Op grond van onderzoek is dus vastgesteld dat de Nederlandse huisartsen vergeleken met hun buitenlandse collega's in toenemende mate een terughoudend antibioticabeleid voeren en een rationeel voorschrijfgedrag tonen. De beroepsopleiding tot huisarts en samenwerking spelen daarbij een rol. Dit sluit niet uit dat nog verbeteringen mogelijk zijn. Uit deze discussie blijkt eens te meer hoe belangrijk het is uitspraken op goed uitgevoerd onderzoek bij representatieve populaties te baseren.

R.A. de Melker
M.M. Kuyvenhoven
Literatuur
  1. Post D. Het extramurale gebruik van antimicrobiële middelen. Med Contact 1989; 21: 703-6.

  2. Post D. Antibioticaprescriptie in de huisartspraktijk, te veel en te duur? Pharm Weekbl 1985; 120: 4-7.

  3. Sampers GHMA, Sturm AW. Antimicrobiële middelen in de eerste lijn: onderzoek bij alle huisartsen in een middelgrote stad. [LITREF JAARGANG="1988" PAGINA="676-80"]Ned Tijdschr Geneeskd 1988; 132: 676-80.[/LITREF]

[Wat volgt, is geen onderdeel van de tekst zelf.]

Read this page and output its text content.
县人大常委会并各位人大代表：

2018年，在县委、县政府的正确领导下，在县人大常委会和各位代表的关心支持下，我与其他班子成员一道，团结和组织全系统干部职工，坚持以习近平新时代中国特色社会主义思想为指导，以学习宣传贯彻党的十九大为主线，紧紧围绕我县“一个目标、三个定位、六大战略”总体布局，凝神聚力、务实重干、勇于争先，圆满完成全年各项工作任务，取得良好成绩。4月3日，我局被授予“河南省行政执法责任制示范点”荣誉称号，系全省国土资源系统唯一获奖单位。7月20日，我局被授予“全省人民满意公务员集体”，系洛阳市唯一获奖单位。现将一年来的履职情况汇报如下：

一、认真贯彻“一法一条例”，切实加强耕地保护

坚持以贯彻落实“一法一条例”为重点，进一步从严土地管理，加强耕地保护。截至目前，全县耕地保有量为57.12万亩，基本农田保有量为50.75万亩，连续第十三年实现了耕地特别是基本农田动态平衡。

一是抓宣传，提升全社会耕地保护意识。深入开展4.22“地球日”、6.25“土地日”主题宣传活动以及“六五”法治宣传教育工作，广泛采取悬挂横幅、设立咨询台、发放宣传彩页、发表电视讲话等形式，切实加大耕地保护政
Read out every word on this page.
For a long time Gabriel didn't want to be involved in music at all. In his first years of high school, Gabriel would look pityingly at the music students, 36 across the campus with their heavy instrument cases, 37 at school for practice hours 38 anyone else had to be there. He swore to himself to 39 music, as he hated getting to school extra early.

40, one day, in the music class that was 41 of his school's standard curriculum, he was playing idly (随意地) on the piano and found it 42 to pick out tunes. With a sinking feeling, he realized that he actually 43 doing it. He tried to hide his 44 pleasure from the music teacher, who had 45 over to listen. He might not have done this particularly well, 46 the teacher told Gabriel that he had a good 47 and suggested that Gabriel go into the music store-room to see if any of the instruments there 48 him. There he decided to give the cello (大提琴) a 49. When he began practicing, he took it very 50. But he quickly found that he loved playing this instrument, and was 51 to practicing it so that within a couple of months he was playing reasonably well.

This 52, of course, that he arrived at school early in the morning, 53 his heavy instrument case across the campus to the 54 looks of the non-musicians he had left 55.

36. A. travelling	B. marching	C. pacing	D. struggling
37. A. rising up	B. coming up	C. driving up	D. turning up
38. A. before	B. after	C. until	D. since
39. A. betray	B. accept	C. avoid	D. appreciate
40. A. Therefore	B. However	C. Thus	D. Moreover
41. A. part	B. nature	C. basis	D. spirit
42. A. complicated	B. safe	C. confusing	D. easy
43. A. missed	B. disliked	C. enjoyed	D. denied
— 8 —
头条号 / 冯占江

  4. Kuyvenhoven MM, Melker RA de, Velden J van de. Prescription of antibiotics and physician characteristics. Br M J (ter perse).

  5. Bensing JM, Foets M, Velden J van der, Ree J van de. De nationale studie van ziekten en verrichtingen in de huisartspraktijk. Huisarts Wet 1991; 34: 51-61.